第7話 胡椒の商人

 少し上擦った声で先輩は言う。


「兎も角だ、大葉くん。カレーと向き合えていないきみにはこれが合うことだろう」


 言うが早いか先輩はカレーのお皿の上に拳を出し、上下に細かく揺らし始める。なにと思って見てみると、ご飯の上に黒い粒々が振りまかれていた。


 クン、と嗅いでみる。あれ、この香り。


「まあまあ。いいからいいから、ほら」

 食べてごらん、と手で促される。


 粒のかかったご飯をスプーンで掬い、少しカレーもつけてから口へと運ぶ。すぐにビリッとした刺激がやってきた。うん、やっぱり思った通りよく知っている味だ。


「これって、胡椒ですか?」


「ほう、よく分かったね。正解だ。ん、どうした大葉くん。意外そうじゃないか」


 新鮮だった。


 何も私だって胡椒を知らないというわけではない。それなりに口にしてきている。でもご飯の上に直接胡椒を振りかける真似はしたことがない。初めてのことだった。


 胡椒がダイレクトに舌と鼻を刺激してくる。カレーに混ぜるのとはまた別物のようだ。気付けばもうひと口と頬張っていた。


「酔った体には丁度良かっただろう」


 ふふふと得意そうに腕を組む。


「消化機能向上。食欲増進に、血行促進。あとはそうだな。刺激的な辛みで酔っていた目も覚めてきたのではないか?」


 胡椒にそんなにたくさんの効能があるとは知らなかった。ただの味付け、香り付けじゃあなかったのか。不思議と食が進む。辛いのが苦手な私だけど酔った舌には程よい辛みだった。喉の奥まで辛さはこない。


 黒い粒を掬う。


 今まで意識したことなんてなかった。胡椒のビンを見ると私の家にあったものだから、珍しくもなんともない。百円かそこらで買える、何処の家庭にもある香辛料。


「胡椒って凄かったんですね」


「侮るなかれ。胡椒はな、それだけではない。その香りと辛みは怒りや不安を和らげる効果を持つ。幸せホルモンが増え、落ち込んだ気分を上げるとも言われている」


 目が丸くなる。そんなになんだと思わず唸った。そして思う。それで先輩は、と。励まそうとしてくれているのだろうか。


「胡椒ひとつ取ってもそうなんだからな。スパイスの集合体であるカレーを食べない道理はないだろう。完全食に近しい。実際に完全栄養食として売り出される程だよ」


 満足気にカレーの偉大さを語る先輩。どうやら私の思い過ごしだったようだ。カレーの話をただしたかっただけなのだろう。その証拠に先輩は胡椒のビンを手に取り、指で弄りながら訊いてくる。


「知ってるかい、大葉くん。胡椒はその昔、金や銀と同価値とされていたことを」


「なんとなくは。習った気がします」


 スプーンを動かし、カレーを食べる。胡椒のおかげで食欲が湧いたのか。それとも蘊蓄話から逃げようとしたのか。私の気持ちを露知らず、蘊蓄が襲ってくる。

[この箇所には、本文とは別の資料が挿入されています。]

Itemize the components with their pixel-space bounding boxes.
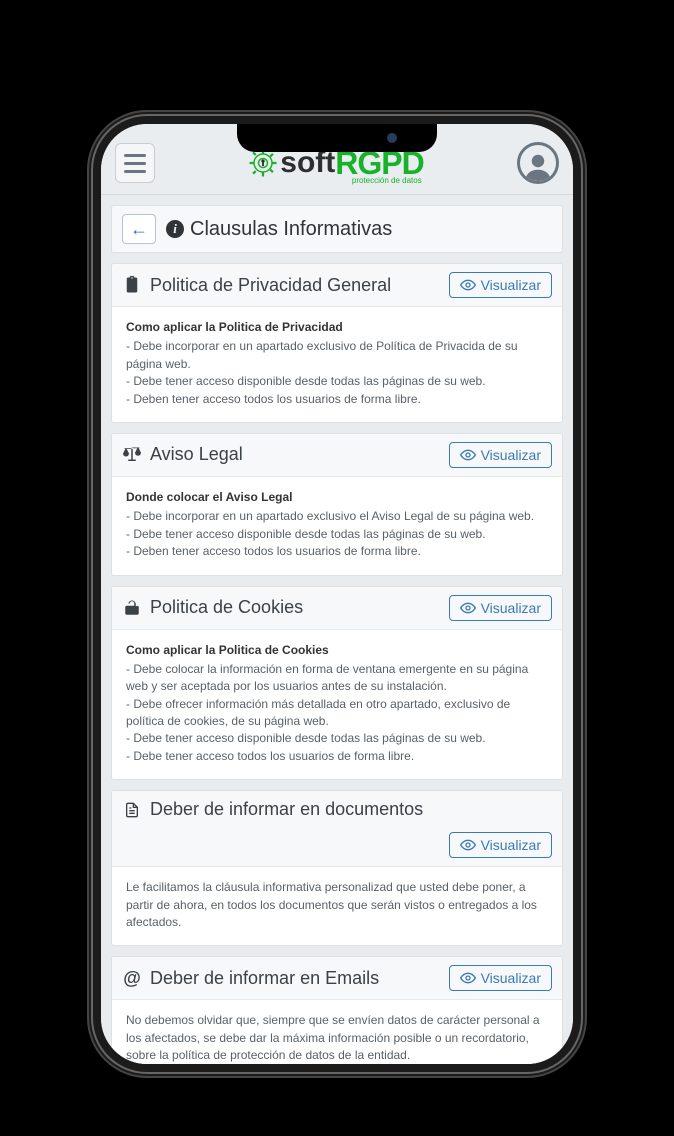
section-header: @ Deber de informar en Emails Visualizar — [112, 957, 562, 1000]
visualizar-button[interactable]: Visualizar — [449, 442, 552, 468]
section-body: Como aplicar la Politica de Privacidad -… — [112, 307, 562, 422]
section-body: Como aplicar la Politica de Cookies - De… — [112, 630, 562, 780]
section-title: @ Deber de informar en Emails — [122, 968, 379, 989]
clipboard-icon — [122, 276, 142, 294]
section-header: Politica de Cookies Visualizar — [112, 587, 562, 630]
back-button[interactable]: ← — [122, 214, 156, 244]
section-privacidad-general: Politica de Privacidad General Visualiza… — [111, 263, 563, 423]
eye-icon — [460, 970, 476, 986]
eye-icon — [460, 837, 476, 853]
logo-subtitle: protección de datos — [352, 177, 422, 185]
page-titlebar: ← i Clausulas Informativas — [111, 205, 563, 253]
section-body: Donde colocar el Aviso Legal - Debe inco… — [112, 477, 562, 575]
gear-icon — [248, 148, 278, 178]
visualizar-button[interactable]: Visualizar — [449, 272, 552, 298]
section-body: No debemos olvidar que, siempre que se e… — [112, 1000, 562, 1064]
avatar[interactable] — [517, 142, 559, 184]
device-notch — [237, 124, 437, 152]
content-area: ← i Clausulas Informativas Politica de P… — [101, 195, 573, 1064]
unlock-icon — [122, 599, 142, 617]
visualizar-button[interactable]: Visualizar — [449, 965, 552, 991]
section-cookies: Politica de Cookies Visualizar Como apli… — [111, 586, 563, 781]
visualizar-button[interactable]: Visualizar — [449, 832, 552, 858]
info-icon: i — [166, 220, 184, 238]
section-header: Deber de informar en documentos Visualiz… — [112, 791, 562, 867]
section-header: Politica de Privacidad General Visualiza… — [112, 264, 562, 307]
section-documentos: Deber de informar en documentos Visualiz… — [111, 790, 563, 946]
menu-button[interactable] — [115, 143, 155, 183]
visualizar-button[interactable]: Visualizar — [449, 595, 552, 621]
eye-icon — [460, 600, 476, 616]
eye-icon — [460, 277, 476, 293]
screen: soft RGPD protección de datos ← i Claus — [101, 124, 573, 1064]
section-title: Aviso Legal — [122, 444, 243, 465]
section-emails: @ Deber de informar en Emails Visualizar… — [111, 956, 563, 1064]
section-title: Politica de Cookies — [122, 597, 303, 618]
page-title: i Clausulas Informativas — [166, 218, 392, 241]
user-icon — [523, 151, 553, 181]
eye-icon — [460, 447, 476, 463]
document-icon — [122, 801, 142, 819]
section-title: Deber de informar en documentos — [122, 799, 552, 820]
section-body: Le facilitamos la cláusula informativa p… — [112, 867, 562, 945]
phone-frame: soft RGPD protección de datos ← i Claus — [87, 110, 587, 1078]
section-header: Aviso Legal Visualizar — [112, 434, 562, 477]
at-icon: @ — [122, 968, 142, 989]
section-title: Politica de Privacidad General — [122, 275, 391, 296]
scale-icon — [122, 446, 142, 464]
section-aviso-legal: Aviso Legal Visualizar Donde colocar el … — [111, 433, 563, 576]
camera-dot — [387, 133, 397, 143]
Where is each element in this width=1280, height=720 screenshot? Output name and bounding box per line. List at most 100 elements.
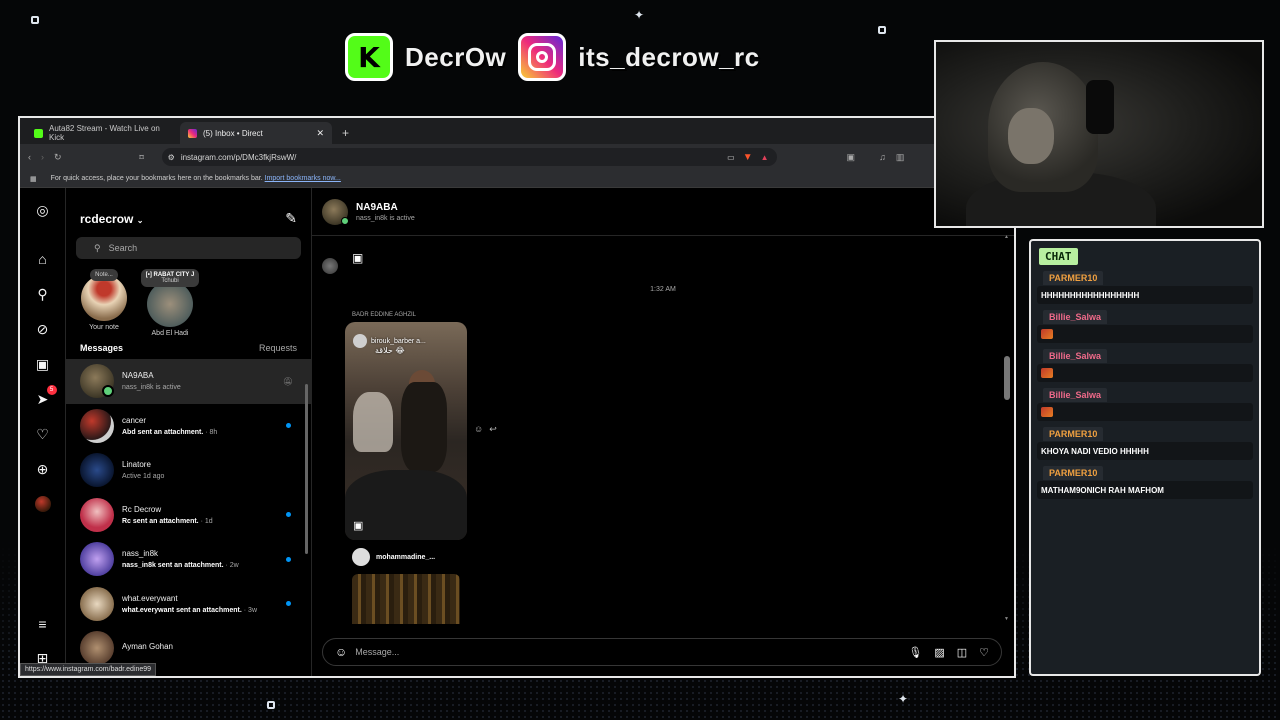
stream-chat: CHAT PARMER10 HHHHHHHHHHHHHHHHH Billie_S… (1029, 239, 1261, 676)
chat-message: Billie_Salwa (1035, 385, 1255, 421)
import-bookmarks-link[interactable]: Import bookmarks now... (265, 175, 341, 182)
search-icon: ⚲ (94, 242, 101, 253)
sparkle-decoration (267, 701, 275, 709)
requests-link[interactable]: Requests (259, 343, 297, 353)
account-header: rcdecrow ⌄ ✎ (66, 210, 311, 227)
bookmark-icon[interactable]: ⌑ (140, 153, 144, 162)
unread-dot (286, 512, 291, 518)
avatar (80, 542, 114, 577)
shared-post-header[interactable]: mohammadine_... (352, 548, 435, 566)
chat-message: PARMER10 MATHAM9ONICH RAH MAFHOM (1035, 463, 1255, 499)
create-icon[interactable]: ⊕ (35, 461, 51, 477)
messages-title: Messages (80, 343, 124, 353)
message-input[interactable]: ☺ Message... 🎙︎ ▨ ◫ ♡ (322, 638, 1002, 666)
instagram-handle: its_decrow_rc (578, 41, 760, 72)
conversation-row[interactable]: Linatore Active 1d ago (66, 448, 311, 493)
friend-note[interactable]: [•] RABAT CITY J Tchubi Abd El Hadi (140, 269, 200, 337)
thread-status: nass_in8k is active (356, 214, 415, 222)
brave-rewards-icon[interactable]: ▲ (761, 153, 769, 162)
forward-icon[interactable]: › (41, 152, 44, 162)
brave-shield-icon[interactable]: ▼ (743, 152, 753, 163)
explore-icon[interactable]: ⊘ (35, 321, 51, 337)
conversation-row[interactable]: what.everywant what.everywant sent an att… (66, 582, 311, 627)
webcam-feed (934, 40, 1264, 228)
instagram-logo-icon[interactable]: ◎ (35, 202, 51, 218)
bookmarks-hint: For quick access, place your bookmarks h… (50, 175, 263, 182)
note-label: Abd El Hadi (151, 330, 189, 337)
thread-name[interactable]: NA9ABA (356, 202, 415, 213)
notes-row: Note... Your note [•] RABAT CITY J Tchubi… (66, 259, 311, 337)
profile-avatar[interactable] (34, 496, 51, 512)
new-message-icon[interactable]: ✎ (285, 210, 297, 227)
media-icon[interactable]: ♫ (879, 152, 886, 162)
avatar (80, 453, 114, 488)
unread-dot (286, 423, 291, 429)
emoji-icon[interactable]: ☺ (335, 645, 347, 659)
kick-icon (34, 128, 43, 138)
tab-label: (5) Inbox • Direct (203, 128, 263, 138)
heart-icon[interactable]: ♡ (35, 426, 51, 442)
wallet-icon[interactable]: ▣ (847, 152, 856, 163)
sticker-icon[interactable]: ◫ (957, 646, 967, 659)
messages-icon[interactable]: ➤ 5 (35, 385, 57, 407)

「胡椒は広く普及された。もはや軽視されてもいるがな。実際に給金や税金の代わりとして使われたことがあるそうだよ」


 ふふふと笑っている。


「今じゃとても考えられないよな。俺の知り合いにボーナスをスイカで貰ったという人もいるけれど。まあ、稀な話だろうな」


 肩を揺らしながら合わない視線を向けてくるので愛想笑った。カレーがすすむ。減っていくカレーを見守るその視線は、我が子を見守るかの如く思えた。


 愛おしそうにコトリと胡椒を置いた。


「まったく、胡椒の商人には感謝しかないよ」


「胡椒の商人ですか」


 またおかしな事を言い出したとスプーンが止まる。うっかりと止めてしまった。カレーオタクはその隙を見逃さなかった。


「そう、彼ら商人はね。胡椒を、『天国の種子』と称してその価値を維持しようと努めたのだ。が、十二世紀までは通貨の価値があった胡椒も、十三世紀頃には価値が崩落。ショウガよりも安くなったらしい」


 油断したら始まっていた。思わずくらっとした所で、ニコリとほほ笑まれる。